Cut or reduce toxic relationships.

Well, this is a bit tricky, the advice is to cut friends who consistently pull you down, make you feel insecure etc. I once had to cut my best friend loose, because we were not on the same page anymore. It hurt like hell, considering all the breakups I had, that one hurt the most, because I really loved her. Of course, years later we rebounded again, although the quality of the friendship is not the same, the new boundaries keep our relationship healthy. So, you can permanently or temporarily cut them off, it won’t be easy, but it is doable. The hardest part is when the negativity and toxic relationship come from your own family. It is much harder to cut your mother, father, or siblings off. So, what to do then? According to my observations, of the worst mental duress and negative conditioning came from the closest family members. Especially almost all the women I met had some kind of negative baggage from their mothers, fathers, or siblings. Although many women still prefer not to share such experiences out loud for fears of stigma and embarrassment, worst of the mental, physical, and sexual abuse also were caused by close or more distant family members.

Of course, then, these events would shape their entire outlook in life, their trust, coping mechanisms, mental health, future relationships, and confidence. Those experiences cannot be easily brushed off with the breeze of positivity as they suggest. However, by actively choosing to move forward and choosing to be happy, one can find some level of peace. For those who are struggling to cope, I strongly recommend seeking help from mental health specialists. Moreover, if you can, use regular therapy as a maintenance, once you get to a good place with your recovery.

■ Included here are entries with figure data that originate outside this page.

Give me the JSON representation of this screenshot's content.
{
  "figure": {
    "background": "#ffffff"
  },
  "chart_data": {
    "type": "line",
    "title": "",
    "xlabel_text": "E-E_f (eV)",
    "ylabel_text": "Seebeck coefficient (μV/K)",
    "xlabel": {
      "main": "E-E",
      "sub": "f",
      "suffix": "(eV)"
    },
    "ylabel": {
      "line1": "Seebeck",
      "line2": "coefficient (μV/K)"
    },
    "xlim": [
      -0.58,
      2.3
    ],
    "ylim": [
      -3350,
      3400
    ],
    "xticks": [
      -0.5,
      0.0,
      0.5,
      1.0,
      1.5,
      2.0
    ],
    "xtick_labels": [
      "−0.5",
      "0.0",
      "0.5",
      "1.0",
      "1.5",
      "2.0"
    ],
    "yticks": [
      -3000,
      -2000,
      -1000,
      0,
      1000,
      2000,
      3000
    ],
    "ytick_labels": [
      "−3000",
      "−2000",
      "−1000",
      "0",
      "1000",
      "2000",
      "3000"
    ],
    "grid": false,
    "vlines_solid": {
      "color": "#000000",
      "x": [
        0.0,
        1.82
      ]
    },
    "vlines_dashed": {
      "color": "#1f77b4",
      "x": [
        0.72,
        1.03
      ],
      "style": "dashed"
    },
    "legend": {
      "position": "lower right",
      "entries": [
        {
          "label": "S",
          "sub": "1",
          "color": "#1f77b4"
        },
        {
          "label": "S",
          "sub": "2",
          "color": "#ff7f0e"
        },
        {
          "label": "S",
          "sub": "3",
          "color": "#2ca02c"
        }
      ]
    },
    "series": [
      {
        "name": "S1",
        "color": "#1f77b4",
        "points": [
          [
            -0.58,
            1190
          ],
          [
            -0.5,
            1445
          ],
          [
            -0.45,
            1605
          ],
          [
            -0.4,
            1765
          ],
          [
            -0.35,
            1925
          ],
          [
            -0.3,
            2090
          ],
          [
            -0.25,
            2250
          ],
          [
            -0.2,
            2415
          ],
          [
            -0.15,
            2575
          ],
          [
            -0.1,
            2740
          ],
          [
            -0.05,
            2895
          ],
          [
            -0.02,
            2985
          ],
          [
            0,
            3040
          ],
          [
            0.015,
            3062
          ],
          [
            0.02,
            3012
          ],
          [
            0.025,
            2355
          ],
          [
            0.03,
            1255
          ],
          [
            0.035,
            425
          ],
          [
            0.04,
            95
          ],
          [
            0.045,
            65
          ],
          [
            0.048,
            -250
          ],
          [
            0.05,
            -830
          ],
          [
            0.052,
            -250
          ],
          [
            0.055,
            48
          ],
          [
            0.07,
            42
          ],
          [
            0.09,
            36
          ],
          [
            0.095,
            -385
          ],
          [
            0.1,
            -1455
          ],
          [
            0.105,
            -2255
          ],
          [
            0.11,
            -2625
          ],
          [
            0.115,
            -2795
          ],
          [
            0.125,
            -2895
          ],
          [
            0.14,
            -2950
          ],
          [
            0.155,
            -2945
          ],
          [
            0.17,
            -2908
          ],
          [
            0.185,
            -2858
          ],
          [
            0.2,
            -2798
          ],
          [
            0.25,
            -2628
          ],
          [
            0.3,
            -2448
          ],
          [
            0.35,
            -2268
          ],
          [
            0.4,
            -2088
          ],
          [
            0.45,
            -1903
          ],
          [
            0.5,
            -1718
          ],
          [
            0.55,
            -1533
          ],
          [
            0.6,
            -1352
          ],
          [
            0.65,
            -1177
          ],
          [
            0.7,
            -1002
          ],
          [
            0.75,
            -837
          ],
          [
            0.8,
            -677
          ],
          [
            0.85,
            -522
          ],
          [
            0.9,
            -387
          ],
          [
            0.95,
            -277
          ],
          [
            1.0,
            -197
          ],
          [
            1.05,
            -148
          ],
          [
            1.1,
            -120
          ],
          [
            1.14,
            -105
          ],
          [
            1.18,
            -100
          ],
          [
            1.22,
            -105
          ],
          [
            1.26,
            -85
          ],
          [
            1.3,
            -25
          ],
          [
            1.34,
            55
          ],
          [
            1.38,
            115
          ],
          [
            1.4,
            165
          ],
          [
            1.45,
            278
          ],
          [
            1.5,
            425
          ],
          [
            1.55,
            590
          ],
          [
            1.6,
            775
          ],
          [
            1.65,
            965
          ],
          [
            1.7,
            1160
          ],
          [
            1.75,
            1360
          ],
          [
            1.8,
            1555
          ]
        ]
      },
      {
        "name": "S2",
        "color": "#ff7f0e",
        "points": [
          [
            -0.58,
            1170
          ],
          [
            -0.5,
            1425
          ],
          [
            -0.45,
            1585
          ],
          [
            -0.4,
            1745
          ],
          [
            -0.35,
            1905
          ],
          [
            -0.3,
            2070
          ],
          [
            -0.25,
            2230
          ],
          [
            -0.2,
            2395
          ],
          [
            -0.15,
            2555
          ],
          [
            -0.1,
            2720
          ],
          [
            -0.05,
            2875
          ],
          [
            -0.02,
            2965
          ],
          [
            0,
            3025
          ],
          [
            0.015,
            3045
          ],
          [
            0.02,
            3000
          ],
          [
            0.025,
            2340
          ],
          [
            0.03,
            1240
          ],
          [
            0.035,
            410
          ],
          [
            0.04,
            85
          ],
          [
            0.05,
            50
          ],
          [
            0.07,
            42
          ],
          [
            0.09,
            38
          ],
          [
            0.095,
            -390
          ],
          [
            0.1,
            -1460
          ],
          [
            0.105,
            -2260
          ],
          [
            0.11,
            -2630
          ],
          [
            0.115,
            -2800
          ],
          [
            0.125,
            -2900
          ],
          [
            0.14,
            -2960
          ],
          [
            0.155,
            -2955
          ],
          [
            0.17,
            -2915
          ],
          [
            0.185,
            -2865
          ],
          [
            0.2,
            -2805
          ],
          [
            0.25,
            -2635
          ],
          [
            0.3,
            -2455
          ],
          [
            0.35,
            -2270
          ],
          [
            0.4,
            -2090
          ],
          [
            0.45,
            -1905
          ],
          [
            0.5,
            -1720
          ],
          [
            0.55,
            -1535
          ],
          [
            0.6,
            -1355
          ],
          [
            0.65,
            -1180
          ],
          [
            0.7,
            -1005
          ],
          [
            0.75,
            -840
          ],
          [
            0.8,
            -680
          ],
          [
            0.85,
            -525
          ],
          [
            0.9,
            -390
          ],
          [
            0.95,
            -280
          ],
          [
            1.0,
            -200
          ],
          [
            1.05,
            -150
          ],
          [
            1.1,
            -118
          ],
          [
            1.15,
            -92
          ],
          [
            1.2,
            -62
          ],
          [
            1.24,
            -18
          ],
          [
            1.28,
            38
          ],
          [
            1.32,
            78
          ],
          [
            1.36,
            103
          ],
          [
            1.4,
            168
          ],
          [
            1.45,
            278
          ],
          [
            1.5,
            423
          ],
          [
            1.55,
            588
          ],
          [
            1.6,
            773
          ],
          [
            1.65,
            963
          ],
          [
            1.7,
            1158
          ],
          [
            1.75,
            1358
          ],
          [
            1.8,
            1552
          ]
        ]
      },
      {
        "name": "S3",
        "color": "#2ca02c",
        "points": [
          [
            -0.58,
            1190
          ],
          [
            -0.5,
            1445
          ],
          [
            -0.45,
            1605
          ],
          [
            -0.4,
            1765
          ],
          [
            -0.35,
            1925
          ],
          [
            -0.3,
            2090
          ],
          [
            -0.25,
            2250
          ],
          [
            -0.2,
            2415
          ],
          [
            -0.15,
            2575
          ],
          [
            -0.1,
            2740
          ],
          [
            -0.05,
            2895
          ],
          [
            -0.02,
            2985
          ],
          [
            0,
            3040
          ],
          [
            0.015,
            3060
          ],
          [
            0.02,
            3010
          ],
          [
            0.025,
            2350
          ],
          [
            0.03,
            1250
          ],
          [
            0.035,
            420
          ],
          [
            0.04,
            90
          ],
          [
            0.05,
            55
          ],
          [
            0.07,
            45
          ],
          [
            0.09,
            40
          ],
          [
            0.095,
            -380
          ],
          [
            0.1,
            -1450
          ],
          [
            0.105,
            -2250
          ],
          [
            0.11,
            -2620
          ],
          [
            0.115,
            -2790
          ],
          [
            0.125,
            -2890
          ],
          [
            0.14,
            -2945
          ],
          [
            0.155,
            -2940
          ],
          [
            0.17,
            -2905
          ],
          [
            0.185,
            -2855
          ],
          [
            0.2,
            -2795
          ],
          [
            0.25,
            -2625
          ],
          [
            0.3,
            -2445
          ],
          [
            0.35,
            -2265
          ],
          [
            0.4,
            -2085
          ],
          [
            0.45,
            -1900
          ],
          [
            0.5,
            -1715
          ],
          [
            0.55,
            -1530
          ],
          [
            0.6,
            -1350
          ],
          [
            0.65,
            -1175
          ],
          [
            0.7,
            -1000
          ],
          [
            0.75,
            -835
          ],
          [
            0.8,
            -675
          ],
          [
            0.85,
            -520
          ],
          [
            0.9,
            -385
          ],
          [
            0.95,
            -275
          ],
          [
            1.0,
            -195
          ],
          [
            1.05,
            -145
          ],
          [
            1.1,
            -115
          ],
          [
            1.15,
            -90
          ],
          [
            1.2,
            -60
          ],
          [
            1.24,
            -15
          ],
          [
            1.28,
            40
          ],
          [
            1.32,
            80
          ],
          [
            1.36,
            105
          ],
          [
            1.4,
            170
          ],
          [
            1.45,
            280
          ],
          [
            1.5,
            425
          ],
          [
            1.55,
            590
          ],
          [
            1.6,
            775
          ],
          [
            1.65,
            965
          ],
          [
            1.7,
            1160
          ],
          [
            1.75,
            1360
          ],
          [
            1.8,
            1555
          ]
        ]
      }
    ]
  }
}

Practice Regular Meditation.

Meditation also has become an all too often repeated trend. But I swear it works. People who never tried it before, like me before I tried, might imagine it as something only regular practitioners of yoga, and bearded Indian gurus and Buddhist monks do it weirdly folded positions. No, it couldn’t be further away from the truth. Meditation has many levels and layers. The basic one is just to connect with your breath. We know that whenever we are emotional, our heartbeat changes, our breathing accelerates, the face gets flushed, and the muscles become tense. These are also the symptoms of panic and anxiety attacks when we think we lost control of certain situations or of our lives. Just by connecting with your senses, breathing deeply in and out, focusing on your present surroundings, your sense of smell, vision, and touch, you can slow down the racing mind. Mastering the connection with your present is a great power and it gives you the biggest tool to take back control over your thoughts and emotions. And that is very important to change the course of your thinking from painful to pain free, from negative to positive to put you back to the present. The more you practice it, better you master the meditation.

Last but not least, being positive is not something which should force you to block your pain, your trauma, and your bad experience. It is a state of mind which gives you ‘despite things are not going so well right now, I will be alright, I can change this, I got this’ attitude. And believing that even when you don’t want to wake up to face the world or do some serious damage to everyone who hurt you, deep down you know that you can fix it, and choose happiness over and over again. To me, that is a damn good place of positivity!